The thing about experimental noise is that you’ve got to have the time. A 70 minute double LP like this one is not something you can throw onto your record player to have a quick listen while you do the dishes before work. This album is your work. It demands your concentration, and to be honest, if you don’t give it that, I’m not sure what you’re going to get out of it.

But don’t worry, as chin-scratchy as that sounds, Coming Apart is by no means all "head". The strange architecture built on squalling feedback, hypnotic repetition, fuzzed-out distortion and Kim Gordon’s shipwrecked moans will also take your body and make it feel things. Your mind may wander, you may forget when one track ended and the next began but, as was written in the album’s accompanying text, when listening to drone music "one starts somewhere – at any point, then responds to it". There is a physicality to Body/Head’s music which – also given the length of the album – will cause you to feel mildly exhausted by the end. ‘Murderess’ is a fine example: a minimal track ostensibly driven by Gordon’s familiar off-kilter voice repeating the phrase "by the sea", it’s underpinned by a subtle helicopter heartbeat, which stealthily creeps into your consciousness until your own pulse must speed up to match.
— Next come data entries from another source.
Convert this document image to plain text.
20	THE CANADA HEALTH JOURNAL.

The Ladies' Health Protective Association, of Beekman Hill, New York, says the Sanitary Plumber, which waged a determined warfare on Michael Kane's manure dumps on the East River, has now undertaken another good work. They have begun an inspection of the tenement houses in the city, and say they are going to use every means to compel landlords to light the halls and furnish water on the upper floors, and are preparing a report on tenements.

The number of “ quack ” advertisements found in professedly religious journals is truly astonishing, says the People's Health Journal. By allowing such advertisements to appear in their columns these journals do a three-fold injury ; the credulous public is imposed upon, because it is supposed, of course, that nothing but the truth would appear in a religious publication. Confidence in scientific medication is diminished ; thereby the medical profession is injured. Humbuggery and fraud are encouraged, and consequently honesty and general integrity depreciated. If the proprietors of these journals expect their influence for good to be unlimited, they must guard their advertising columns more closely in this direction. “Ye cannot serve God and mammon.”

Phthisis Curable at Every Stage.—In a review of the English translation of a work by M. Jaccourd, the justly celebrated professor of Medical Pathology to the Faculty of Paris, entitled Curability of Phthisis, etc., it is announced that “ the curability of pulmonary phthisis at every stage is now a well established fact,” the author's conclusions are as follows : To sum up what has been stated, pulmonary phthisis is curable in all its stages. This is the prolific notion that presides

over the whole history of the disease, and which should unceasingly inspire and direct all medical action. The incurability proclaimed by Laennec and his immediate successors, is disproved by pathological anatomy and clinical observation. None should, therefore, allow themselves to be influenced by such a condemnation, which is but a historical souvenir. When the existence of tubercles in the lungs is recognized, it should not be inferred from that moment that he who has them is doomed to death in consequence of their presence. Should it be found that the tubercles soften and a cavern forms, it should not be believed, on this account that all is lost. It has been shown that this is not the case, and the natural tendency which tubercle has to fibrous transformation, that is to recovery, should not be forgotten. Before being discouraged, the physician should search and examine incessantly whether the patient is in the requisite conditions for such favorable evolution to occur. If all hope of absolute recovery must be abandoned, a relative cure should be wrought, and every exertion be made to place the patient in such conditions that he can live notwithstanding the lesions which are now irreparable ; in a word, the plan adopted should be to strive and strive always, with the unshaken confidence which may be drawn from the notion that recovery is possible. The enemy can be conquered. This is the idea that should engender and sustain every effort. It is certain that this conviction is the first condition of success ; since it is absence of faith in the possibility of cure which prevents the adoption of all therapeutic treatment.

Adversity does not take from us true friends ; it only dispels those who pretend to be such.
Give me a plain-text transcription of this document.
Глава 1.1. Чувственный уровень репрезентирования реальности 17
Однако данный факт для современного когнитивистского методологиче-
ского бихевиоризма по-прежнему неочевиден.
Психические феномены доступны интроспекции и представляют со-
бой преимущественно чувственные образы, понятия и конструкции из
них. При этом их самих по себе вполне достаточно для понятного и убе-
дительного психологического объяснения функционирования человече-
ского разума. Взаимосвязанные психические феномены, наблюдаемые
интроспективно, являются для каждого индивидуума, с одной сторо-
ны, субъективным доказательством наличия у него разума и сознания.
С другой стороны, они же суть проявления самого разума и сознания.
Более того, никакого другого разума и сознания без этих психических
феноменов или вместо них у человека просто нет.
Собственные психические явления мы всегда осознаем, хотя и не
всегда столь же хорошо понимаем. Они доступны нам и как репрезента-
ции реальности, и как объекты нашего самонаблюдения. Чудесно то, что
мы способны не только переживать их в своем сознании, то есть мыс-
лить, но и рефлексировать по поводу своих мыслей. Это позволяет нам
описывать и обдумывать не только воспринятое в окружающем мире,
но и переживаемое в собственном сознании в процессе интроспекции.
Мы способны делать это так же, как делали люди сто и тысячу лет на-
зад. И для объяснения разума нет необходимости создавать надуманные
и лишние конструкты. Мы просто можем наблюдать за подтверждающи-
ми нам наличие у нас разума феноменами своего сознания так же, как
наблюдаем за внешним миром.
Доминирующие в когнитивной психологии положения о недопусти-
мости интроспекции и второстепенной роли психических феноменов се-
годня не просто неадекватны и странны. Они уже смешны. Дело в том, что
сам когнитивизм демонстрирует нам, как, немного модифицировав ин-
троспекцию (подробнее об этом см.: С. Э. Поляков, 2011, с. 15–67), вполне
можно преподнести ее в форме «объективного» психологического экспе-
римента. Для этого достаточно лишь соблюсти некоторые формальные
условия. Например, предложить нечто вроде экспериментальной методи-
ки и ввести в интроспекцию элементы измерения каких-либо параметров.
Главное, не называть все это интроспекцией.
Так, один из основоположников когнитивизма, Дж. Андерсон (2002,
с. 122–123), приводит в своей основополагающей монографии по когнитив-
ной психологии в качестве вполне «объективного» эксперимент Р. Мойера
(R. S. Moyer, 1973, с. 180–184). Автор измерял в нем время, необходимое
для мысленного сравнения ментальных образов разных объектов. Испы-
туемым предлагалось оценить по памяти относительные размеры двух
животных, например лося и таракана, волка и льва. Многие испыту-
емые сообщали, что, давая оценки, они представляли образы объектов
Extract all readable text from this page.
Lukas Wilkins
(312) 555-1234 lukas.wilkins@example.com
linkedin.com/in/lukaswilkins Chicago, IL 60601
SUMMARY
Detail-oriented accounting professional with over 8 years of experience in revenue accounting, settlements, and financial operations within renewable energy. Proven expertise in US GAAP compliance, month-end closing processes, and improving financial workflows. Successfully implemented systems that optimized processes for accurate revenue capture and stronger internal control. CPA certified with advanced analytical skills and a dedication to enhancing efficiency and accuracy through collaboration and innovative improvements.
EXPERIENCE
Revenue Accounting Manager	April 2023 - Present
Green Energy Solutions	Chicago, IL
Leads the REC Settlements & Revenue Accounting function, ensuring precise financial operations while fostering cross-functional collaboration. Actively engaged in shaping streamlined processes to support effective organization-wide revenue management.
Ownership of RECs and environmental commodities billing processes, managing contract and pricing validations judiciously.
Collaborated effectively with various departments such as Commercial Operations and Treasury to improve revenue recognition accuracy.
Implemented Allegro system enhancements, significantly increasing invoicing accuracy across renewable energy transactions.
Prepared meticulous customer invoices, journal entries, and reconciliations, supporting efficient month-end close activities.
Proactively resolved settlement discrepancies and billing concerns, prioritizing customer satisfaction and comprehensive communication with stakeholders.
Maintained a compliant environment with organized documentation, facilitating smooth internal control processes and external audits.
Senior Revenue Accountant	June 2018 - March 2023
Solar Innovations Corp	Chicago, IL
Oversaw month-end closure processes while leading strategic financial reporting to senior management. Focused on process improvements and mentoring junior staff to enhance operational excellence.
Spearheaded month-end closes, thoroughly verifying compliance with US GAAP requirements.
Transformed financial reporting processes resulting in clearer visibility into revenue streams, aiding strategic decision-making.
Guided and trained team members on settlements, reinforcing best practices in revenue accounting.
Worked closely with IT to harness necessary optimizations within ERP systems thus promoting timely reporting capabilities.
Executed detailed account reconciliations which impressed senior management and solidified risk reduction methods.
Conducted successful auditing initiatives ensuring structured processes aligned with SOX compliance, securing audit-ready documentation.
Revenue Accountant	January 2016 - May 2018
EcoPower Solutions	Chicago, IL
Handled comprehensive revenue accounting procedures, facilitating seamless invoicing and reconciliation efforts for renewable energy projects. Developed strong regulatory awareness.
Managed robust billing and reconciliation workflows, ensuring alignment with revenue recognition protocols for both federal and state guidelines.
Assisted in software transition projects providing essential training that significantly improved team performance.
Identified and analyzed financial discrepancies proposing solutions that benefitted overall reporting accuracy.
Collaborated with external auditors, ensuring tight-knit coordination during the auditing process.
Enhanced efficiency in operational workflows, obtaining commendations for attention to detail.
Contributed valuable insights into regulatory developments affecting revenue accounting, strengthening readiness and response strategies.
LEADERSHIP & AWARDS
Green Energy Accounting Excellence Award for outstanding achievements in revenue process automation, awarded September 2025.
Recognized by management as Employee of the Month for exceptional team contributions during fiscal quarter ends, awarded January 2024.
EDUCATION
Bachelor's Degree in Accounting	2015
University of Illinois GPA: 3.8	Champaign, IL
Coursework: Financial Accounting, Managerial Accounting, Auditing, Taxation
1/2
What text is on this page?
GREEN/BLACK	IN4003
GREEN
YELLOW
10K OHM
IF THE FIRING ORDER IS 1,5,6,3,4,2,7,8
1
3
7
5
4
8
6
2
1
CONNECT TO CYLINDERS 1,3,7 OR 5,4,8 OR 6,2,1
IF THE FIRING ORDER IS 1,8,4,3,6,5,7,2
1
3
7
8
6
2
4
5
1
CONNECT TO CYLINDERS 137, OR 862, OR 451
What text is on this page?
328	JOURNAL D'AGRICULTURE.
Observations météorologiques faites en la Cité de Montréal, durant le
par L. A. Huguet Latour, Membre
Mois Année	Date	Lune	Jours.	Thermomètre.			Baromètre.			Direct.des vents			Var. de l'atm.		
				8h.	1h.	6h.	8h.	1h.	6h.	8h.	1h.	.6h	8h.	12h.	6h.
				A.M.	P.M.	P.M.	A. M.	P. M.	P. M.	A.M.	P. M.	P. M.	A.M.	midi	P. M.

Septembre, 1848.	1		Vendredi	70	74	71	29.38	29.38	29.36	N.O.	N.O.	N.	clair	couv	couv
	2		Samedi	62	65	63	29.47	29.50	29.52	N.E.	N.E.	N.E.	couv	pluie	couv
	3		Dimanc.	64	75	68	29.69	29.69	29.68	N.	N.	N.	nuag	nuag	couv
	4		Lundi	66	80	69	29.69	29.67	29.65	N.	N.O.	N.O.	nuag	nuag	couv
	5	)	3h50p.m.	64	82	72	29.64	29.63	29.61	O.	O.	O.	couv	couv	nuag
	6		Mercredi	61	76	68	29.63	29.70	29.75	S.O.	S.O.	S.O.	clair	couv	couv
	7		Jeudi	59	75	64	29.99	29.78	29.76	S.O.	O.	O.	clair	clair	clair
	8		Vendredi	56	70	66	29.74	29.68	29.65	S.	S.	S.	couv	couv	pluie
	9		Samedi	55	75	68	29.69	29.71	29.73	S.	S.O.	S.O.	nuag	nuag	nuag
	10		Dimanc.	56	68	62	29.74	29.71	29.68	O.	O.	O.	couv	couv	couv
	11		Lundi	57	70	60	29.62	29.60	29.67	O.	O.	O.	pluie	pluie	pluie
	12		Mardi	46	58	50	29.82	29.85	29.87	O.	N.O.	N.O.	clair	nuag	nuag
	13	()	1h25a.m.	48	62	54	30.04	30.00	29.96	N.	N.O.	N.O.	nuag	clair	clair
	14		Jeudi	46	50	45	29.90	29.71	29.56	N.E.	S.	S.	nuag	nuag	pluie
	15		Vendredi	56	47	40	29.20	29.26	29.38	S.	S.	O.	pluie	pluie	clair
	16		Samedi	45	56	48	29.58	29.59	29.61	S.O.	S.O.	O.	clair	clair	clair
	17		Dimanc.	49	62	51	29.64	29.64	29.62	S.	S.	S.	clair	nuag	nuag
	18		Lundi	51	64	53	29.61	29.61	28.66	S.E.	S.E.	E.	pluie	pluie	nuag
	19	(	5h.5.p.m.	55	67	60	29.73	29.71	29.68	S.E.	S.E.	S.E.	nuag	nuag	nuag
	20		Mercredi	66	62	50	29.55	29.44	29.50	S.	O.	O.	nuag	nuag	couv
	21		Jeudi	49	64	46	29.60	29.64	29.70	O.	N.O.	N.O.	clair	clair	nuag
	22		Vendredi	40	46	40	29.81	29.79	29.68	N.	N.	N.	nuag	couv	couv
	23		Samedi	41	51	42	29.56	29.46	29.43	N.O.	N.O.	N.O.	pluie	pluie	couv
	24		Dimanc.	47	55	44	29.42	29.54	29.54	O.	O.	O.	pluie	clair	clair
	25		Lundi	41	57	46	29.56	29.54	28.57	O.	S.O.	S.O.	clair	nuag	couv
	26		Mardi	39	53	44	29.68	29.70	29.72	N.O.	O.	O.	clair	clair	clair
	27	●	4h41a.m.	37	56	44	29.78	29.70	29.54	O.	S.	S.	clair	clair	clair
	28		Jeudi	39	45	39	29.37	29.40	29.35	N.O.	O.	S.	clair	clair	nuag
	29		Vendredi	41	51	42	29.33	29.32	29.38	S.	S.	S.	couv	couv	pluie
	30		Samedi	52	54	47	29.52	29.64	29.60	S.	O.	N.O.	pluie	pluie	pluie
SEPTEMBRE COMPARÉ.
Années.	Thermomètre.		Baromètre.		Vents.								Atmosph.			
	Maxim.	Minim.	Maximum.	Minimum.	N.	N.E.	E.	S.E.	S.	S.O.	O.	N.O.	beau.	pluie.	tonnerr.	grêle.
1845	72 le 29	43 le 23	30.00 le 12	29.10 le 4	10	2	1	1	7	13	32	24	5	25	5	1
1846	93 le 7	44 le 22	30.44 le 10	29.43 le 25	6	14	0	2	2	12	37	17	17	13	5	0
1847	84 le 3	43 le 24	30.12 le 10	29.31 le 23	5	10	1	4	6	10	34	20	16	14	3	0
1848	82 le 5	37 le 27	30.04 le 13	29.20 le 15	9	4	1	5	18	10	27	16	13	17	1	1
It’s all pretty intense, but of course that’s what you’d expect of a duo such as Kim Gordon and Bill Nace, given their backgrounds in no wave and noise rock. With Body/Head, they’re referring back to a rawer, riskier era, creating something wholly unpredictable, based on "scripted improvisation". Gordon has stated that there was very little editing involved in the final product, and while this occasionally manifests in a bit of meandering, they repeatedly succeed in taking their noise somewhere interesting, rather than allowing it to become the chore that some of the Syd Barrett-era psychedelia they were influenced by can be.

Despite its unrelenting nature, I listened to much of Coming Apart while doing mindless data entry in a boring office, feeling lulled by the white-noise distortion towards the end of standout track ‘The Last Mistress’ (which escalates to a crescendo, before being broken by an ominous tolling bell of fuzz guitar) and the almost pastoral sounding ‘Untitled’. The album unravels slowly, hypnotically, an effect doubled in the live arena, when Body/Head perform in front of films slowed to glacial pace.

Kim Gordon herself has said that this is not happy music. Certain themes and phrases rise to the surface in her fragmented, haunted vocals, which are utilised just as much as an instrument as the two guitars. The initial Body/Head incarnation was mostly instrumental, but gradually the vocals began to take hold, and now appear on all but one of the tracks on Coming Apart. Here a dark female psyche is constructed. The personas Gordon speaks through – ‘Murderess’, ‘Actress’ , ‘The Last Mistress’ – evoke love and death and sex and bodily fluids, reflecting both her and Nace’s interest in french filmmaker Catherine Breillat.

Interestingly, Gordon has expressed her feeling that Bill Nace has a lot of "female energy" (she seemed to think this would annoy him), and perhaps this is the key to their symbiotic guitar playing. While it would be reaching to call this a "feminist" noise album, gender and sexuality are definite pre-occupations. These are expressed and explored within a maelstrom of distortion, and with neither guitar taking prominence over the other, dichotomies of who is the body and who the head, traditionally assigned female/male notions, become blurred on this challenging but beautiful album.